As an aside, cold kills more people than hot weather and right now here in S.E. Michigan the temperature is 0......Loss of power for any substantial length of time would be devastating.
These were not bonuses, as in extra pay they wouldn’t have normally gotten. It’s hard to understand but this for mainlanders, but ‘Christmas Bonuses’ are legislated into wage and hour laws in Puerto Rico. Normally 6% of employees salaries - public or private - up to $10,000.00 is paid out in the first half of December. This is just like a Christmas Club savings account. Employers figure this legislated payroll expense into people’s salaries. I know this “benefit” costs me 30 cents an hour per employee, so I pay them that much less per hour throughout the year and then pay it in lump sum just before Christmas. It’s just a local idiosyncrasy already figured into budgets. That’s what the governor paid out. He had to.
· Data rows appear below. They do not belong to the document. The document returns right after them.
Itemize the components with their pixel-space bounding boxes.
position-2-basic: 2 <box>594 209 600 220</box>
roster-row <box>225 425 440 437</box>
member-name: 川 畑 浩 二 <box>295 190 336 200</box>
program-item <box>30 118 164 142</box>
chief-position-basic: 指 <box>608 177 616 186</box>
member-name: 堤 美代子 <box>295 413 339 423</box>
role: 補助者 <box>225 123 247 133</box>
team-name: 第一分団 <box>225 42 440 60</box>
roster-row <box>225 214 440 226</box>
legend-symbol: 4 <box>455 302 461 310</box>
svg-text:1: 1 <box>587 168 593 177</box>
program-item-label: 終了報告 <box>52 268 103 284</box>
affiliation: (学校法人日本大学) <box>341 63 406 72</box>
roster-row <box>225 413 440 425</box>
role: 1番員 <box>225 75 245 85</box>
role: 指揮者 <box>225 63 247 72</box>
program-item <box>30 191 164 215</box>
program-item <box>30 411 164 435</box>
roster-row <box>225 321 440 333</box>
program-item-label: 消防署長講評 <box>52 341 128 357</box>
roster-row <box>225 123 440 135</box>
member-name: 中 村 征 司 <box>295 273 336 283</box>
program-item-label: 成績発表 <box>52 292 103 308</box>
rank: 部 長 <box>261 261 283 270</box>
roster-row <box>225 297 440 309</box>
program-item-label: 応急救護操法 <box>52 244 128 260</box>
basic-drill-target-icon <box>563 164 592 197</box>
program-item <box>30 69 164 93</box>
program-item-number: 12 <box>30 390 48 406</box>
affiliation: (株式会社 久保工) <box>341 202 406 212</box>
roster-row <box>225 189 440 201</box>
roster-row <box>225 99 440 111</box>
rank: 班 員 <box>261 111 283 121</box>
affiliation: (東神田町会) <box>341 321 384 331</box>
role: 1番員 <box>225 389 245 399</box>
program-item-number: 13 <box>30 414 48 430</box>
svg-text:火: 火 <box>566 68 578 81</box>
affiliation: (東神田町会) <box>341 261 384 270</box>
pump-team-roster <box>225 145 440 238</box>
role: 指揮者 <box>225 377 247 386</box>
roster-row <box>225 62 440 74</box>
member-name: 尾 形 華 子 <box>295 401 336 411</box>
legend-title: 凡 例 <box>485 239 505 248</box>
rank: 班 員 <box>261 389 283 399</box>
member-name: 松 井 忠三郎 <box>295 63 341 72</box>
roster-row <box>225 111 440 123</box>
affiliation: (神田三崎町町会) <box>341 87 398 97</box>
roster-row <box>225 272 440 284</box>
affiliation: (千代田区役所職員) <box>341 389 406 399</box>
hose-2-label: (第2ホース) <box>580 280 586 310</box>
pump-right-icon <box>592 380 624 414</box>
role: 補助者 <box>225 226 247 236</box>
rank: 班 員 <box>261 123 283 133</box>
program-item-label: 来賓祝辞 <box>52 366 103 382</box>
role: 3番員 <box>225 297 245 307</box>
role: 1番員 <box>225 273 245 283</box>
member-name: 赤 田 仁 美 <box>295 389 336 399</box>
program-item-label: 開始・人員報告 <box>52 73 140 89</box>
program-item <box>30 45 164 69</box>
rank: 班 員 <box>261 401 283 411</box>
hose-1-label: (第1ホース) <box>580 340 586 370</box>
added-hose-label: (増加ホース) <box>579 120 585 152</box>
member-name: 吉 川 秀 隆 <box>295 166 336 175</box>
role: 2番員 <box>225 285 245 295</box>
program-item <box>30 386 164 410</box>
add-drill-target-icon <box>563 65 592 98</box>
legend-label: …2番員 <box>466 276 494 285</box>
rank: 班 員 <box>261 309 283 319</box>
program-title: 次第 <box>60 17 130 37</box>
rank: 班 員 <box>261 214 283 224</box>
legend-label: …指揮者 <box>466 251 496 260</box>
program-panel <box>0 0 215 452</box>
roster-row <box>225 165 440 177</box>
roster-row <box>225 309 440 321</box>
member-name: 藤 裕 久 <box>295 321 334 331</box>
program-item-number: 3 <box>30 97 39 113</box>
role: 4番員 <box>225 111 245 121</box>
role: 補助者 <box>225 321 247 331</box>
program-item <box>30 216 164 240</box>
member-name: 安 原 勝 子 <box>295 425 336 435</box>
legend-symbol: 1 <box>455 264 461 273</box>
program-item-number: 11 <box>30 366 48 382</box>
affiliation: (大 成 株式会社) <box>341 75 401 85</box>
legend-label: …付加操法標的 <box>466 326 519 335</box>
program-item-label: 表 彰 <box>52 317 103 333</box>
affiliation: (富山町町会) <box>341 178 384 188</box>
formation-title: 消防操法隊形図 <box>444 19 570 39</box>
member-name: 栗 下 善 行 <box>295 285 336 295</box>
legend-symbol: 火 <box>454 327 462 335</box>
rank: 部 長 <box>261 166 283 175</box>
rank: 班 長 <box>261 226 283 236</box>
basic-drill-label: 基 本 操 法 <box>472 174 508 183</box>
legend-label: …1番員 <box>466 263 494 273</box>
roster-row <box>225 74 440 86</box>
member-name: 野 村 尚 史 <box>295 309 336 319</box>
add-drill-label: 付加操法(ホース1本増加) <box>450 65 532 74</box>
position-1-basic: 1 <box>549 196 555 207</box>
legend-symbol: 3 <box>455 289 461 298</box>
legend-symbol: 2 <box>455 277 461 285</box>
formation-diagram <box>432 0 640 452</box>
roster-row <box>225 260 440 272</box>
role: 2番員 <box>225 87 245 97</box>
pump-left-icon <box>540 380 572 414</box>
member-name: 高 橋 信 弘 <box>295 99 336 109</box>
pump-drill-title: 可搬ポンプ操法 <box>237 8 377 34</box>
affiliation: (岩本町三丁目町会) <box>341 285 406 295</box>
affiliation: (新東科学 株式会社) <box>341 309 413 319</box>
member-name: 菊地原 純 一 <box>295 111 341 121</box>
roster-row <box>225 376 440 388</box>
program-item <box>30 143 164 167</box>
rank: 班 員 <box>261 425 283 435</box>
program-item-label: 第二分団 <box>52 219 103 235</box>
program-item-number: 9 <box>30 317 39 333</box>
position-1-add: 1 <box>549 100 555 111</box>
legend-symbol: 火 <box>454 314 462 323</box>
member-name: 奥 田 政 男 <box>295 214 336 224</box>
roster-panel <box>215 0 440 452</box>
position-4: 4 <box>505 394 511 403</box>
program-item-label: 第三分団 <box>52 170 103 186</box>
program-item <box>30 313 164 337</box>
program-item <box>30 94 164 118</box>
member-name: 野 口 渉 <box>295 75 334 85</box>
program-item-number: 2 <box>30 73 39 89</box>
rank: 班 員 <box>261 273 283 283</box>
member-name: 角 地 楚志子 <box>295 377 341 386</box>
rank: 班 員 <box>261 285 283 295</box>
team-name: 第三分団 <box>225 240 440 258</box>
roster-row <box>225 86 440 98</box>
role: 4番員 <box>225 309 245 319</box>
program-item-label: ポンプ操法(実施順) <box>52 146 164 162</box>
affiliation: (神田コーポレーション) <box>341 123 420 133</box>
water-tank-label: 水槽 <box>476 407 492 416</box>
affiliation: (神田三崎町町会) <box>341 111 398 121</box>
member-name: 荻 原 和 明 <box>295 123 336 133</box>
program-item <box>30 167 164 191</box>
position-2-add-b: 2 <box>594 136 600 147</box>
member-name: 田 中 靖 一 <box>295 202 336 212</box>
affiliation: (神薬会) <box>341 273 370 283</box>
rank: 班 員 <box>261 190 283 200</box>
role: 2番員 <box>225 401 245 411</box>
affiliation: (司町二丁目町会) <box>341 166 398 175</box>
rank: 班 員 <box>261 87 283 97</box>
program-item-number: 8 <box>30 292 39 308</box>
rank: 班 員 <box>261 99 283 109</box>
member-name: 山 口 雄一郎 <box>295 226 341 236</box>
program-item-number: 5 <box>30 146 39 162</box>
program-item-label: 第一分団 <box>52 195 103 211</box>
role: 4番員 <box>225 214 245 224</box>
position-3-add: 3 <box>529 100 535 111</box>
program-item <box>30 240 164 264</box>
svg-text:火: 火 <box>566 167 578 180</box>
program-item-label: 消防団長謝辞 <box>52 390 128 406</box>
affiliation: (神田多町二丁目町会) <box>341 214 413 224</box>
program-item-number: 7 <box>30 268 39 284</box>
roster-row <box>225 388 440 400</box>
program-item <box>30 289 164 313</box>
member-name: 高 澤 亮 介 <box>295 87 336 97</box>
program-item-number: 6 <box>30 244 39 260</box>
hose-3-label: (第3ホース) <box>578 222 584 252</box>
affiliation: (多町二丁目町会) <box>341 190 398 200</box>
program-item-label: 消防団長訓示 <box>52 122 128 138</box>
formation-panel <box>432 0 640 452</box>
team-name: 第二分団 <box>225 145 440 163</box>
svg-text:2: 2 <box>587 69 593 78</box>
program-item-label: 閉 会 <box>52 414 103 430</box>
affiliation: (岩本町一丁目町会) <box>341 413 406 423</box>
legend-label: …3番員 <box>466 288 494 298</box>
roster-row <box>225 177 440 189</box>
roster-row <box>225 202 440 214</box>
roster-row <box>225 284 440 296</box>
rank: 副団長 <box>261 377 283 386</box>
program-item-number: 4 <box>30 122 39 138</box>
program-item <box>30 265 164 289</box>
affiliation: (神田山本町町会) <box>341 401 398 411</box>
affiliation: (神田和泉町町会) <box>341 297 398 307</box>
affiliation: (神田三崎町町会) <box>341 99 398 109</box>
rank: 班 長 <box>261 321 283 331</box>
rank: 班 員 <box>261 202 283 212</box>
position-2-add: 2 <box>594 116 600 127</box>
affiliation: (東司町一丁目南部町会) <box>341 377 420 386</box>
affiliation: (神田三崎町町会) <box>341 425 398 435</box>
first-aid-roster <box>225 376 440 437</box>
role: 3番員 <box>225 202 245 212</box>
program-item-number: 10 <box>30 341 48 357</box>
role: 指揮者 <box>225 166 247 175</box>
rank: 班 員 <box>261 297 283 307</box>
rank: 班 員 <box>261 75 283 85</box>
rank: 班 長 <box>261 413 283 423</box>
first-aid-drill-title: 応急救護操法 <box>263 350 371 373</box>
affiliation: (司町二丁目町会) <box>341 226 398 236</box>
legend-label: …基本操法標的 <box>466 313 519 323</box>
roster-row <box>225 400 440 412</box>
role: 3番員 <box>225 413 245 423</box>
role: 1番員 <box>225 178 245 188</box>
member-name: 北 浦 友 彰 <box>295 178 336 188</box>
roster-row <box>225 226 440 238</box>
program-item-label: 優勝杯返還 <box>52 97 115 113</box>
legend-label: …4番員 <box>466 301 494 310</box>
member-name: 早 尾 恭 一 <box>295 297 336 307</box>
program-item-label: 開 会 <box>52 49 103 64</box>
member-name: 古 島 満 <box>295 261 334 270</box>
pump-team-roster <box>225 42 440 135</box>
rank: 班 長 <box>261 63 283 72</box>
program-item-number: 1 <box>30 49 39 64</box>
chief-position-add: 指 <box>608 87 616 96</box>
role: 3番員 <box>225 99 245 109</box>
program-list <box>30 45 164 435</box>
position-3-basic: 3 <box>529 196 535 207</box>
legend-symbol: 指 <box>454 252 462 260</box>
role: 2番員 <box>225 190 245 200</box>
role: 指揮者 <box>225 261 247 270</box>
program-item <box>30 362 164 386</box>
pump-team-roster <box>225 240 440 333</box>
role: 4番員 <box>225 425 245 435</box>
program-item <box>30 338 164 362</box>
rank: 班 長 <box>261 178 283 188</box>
This is what happens when you elect commie, Marxist and Socialist politicians. Now they’ve all moved to Florida to screw up that state. It’s a damn shame.
Ain't they all.
As well as "inefficient, obstructive, sluggish, and inflexible."
(tear it all down, man)
The military is the Federal government. The idea that PRs have given up on government is comical. They are a huge contingent of the Free Shit Army.
The rural electric cooperatives from Missouri and Oklahoma have sent teams of linemen with equipment to countries in South America.
If they can fly these guys to Brazil and Columbia, why not Puerto Rico ?
Well you are right there, it does sound difficult for "mainlanders" to understand, because this is is a 'local idiosyncracy'.
Sounds like a ponzi scheme of some kind-factored into the pay for this year, but paid out of next year's budget.
It does make the talk of American "genocide" by Trump's supposed lack of money from the Federal Government from the Mayor of San Juan far more understandable. Anything to divert people from actually looking at her own books.
Those in pr seem to always vote for LIB loser socialist and criminals. They reap what they sow.
Decades of corrupt DEMOCRATIC politicians running the place eventually catches up.
The REAL downside is that many are leaving and streaming into Florida to become more dem votes.
I don't mean solar or anything trendy. I mean going back to the basics and also having the kinds of self-enclosed systems that exist for many isolated mountain cabins.
Yep. We woke up to -5. And a ton of snow. Your northern neighbor.